The internet bus tour, making its way from Denver, CO to Danville, KY, started its route after the first presidential debate last week. The aim? To show that a free and open internet isn’t a partisan issue or one restricted to small areas of the country. The bus, which will carry a group of reporters and Reddit co-founder Alexis Ohanian among others, will travel through the heartland to meet with people and collect stories of how they use the internet.
The event on Sunday was an opportunity for the Internet Bus riders to hear from the Kansas City startup community about how the internet has enabled their businesses to thrive. Kauffman’s Cameron Cushman told Engine; “The future of entrepreneurship is going to involve technology in some fashion. We need to make sure the internet remains a medium that entrepreneurs can use.”

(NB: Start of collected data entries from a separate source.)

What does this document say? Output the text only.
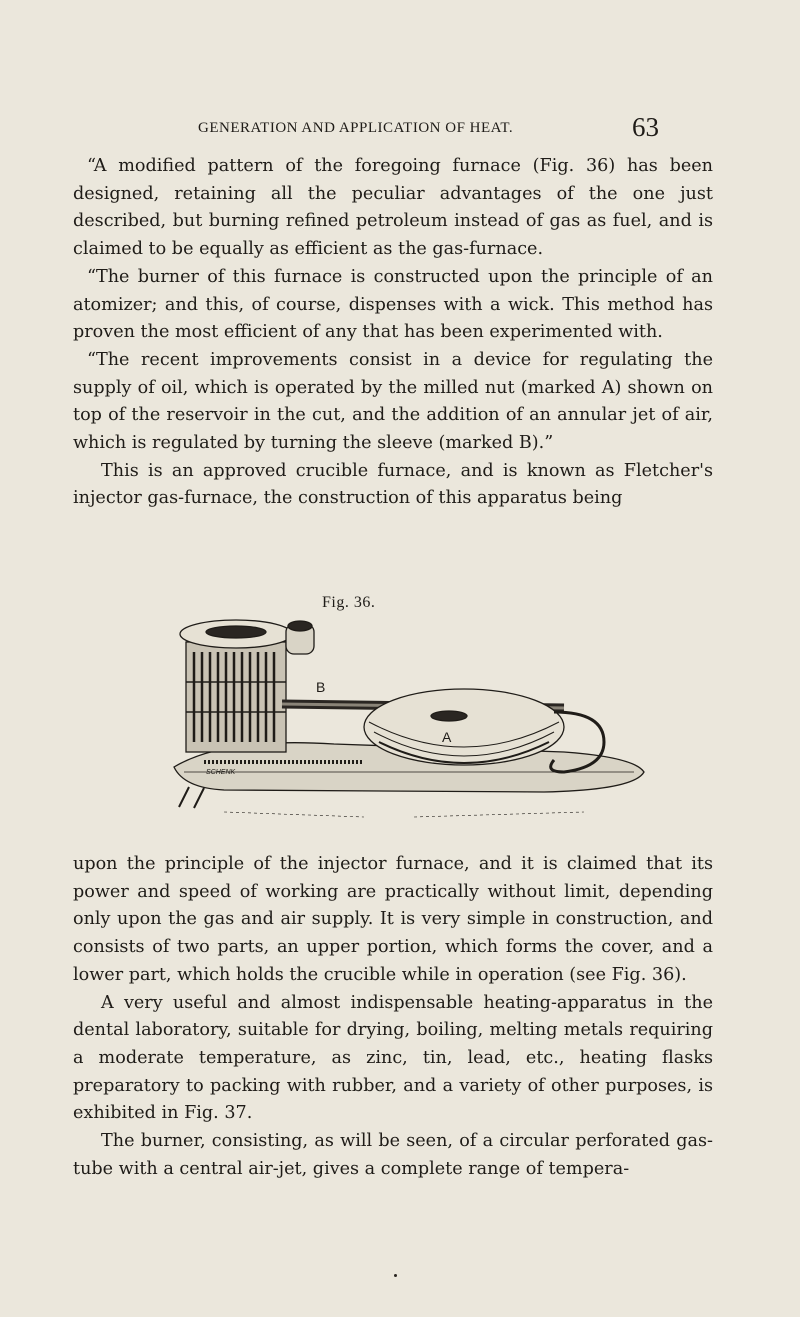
GENERATION AND APPLICATION OF HEAT.	63

“A modified pattern of the foregoing furnace (Fig. 36) has been designed, retaining all the peculiar advantages of the one just described, but burning refined petroleum instead of gas as fuel, and is claimed to be equally as efficient as the gas-furnace.

“The burner of this furnace is constructed upon the principle of an atomizer; and this, of course, dispenses with a wick. This method has proven the most efficient of any that has been experimented with.

“The recent improvements consist in a device for regulating the supply of oil, which is operated by the milled nut (marked A) shown on top of the reservoir in the cut, and the addition of an annular jet of air, which is regulated by turning the sleeve (marked B).”

This is an approved crucible furnace, and is known as Fletcher's injector gas-furnace, the construction of this apparatus being

Fig. 36.
B
A
SCHENK

upon the principle of the injector furnace, and it is claimed that its power and speed of working are practically without limit, depending only upon the gas and air supply. It is very simple in construction, and consists of two parts, an upper portion, which forms the cover, and a lower part, which holds the crucible while in operation (see Fig. 36).

A very useful and almost indispensable heating-apparatus in the dental laboratory, suitable for drying, boiling, melting metals requiring a moderate temperature, as zinc, tin, lead, etc., heating flasks preparatory to packing with rubber, and a variety of other purposes, is exhibited in Fig. 37.

The burner, consisting, as will be seen, of a circular perforated gas-tube with a central air-jet, gives a complete range of tempera-
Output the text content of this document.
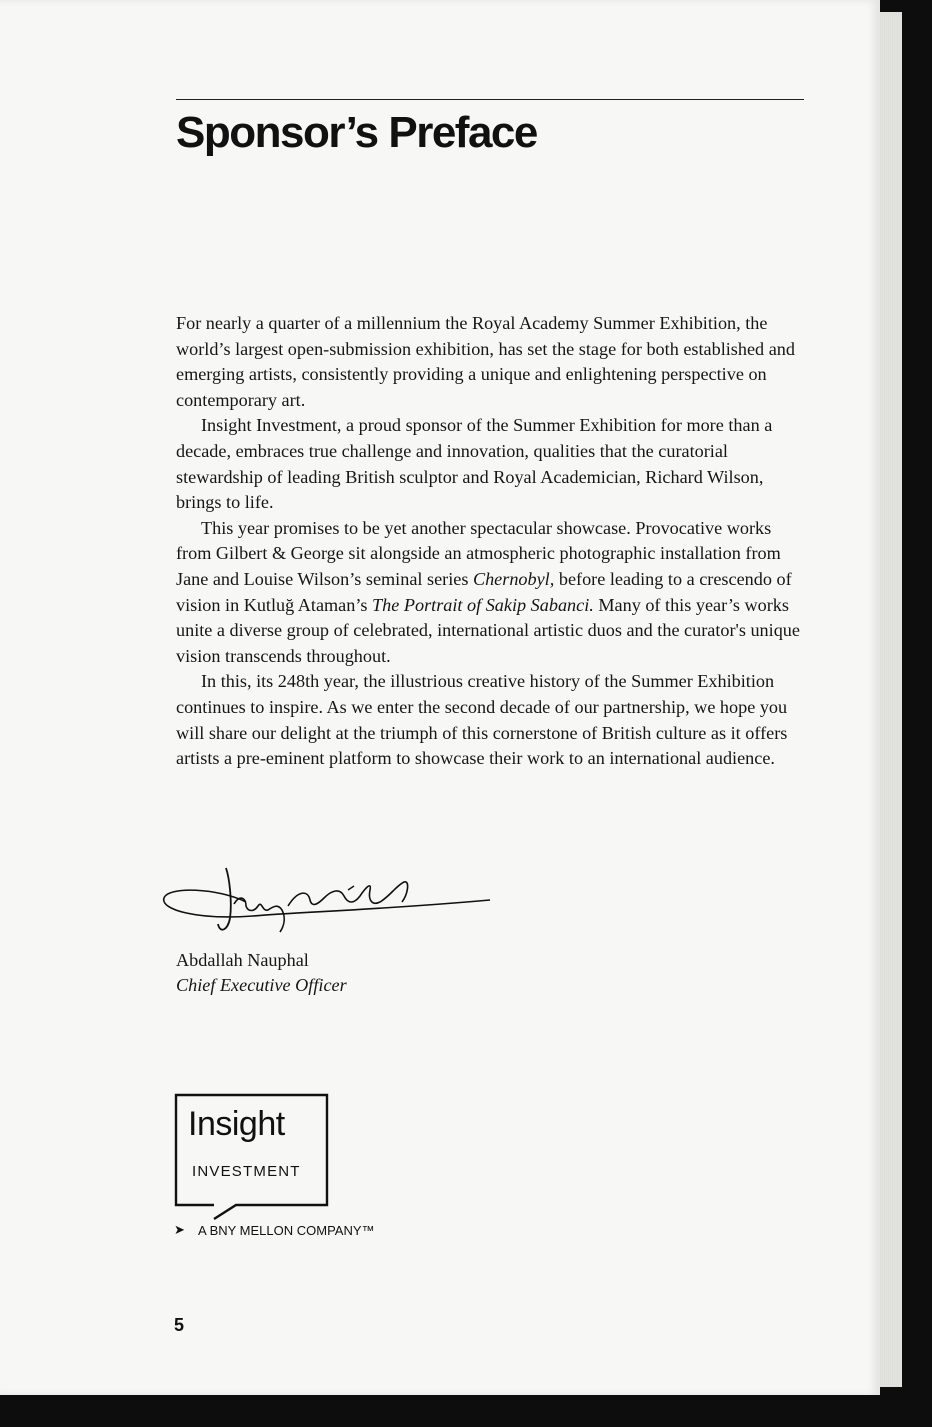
Sponsor’s Preface

For nearly a quarter of a millennium the Royal Academy Summer Exhibition, the world’s largest open-submission exhibition, has set the stage for both established and emerging artists, consistently providing a unique and enlightening perspective on contemporary art.

Insight Investment, a proud sponsor of the Summer Exhibition for more than a decade, embraces true challenge and innovation, qualities that the curatorial stewardship of leading British sculptor and Royal Academician, Richard Wilson, brings to life.

This year promises to be yet another spectacular showcase. Provocative works from Gilbert & George sit alongside an atmospheric photographic installation from Jane and Louise Wilson’s seminal series Chernobyl, before leading to a crescendo of vision in Kutluğ Ataman’s The Portrait of Sakip Sabanci. Many of this year’s works unite a diverse group of celebrated, international artistic duos and the curator's unique vision transcends throughout.

In this, its 248th year, the illustrious creative history of the Summer Exhibition continues to inspire. As we enter the second decade of our partnership, we hope you will share our delight at the triumph of this cornerstone of British culture as it offers artists a pre-eminent platform to showcase their work to an international audience.

Abdallah Nauphal
Chief Executive Officer
Insight
INVESTMENT
➤ A BNY MELLON COMPANY™
5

Panelists included local entrepreneurs from AgLocal,Leap2, and Neighbor.ly. Jase Wilson from Neighbor.ly, a civic engagement platform that allows people and companies to invest in civic projects they want to see carried out in their cities and neighborhoods, spoke to Engine about the importance of campaigning for an open internet: “Open internet enables us. Neighbor.ly along with countless other e-commerce systems would be a non-starter if the internet were beholden to interest groups. We're able to try out ideas and provide a valuable service for next to nothing thanks to the open internet. The cost of participating as a platform in a non-open internet would skyrocket, removing lean startups like ours from the ecosystem.”
And that ecosystem is vital not just to the health of the entrepreneurial community in Kansas or any other individual community in the United States. Entrepreneurship is driving job growth across the country, and a thriving and open internet is vital to the continued recovery and growth of the economy. We’ll be tracking the bus as it rolls across the country campaigning for the internet, hitting the innovation hot spots in the heartland and further amplifying the voices of entrepreneurs and internet users from coast to coast.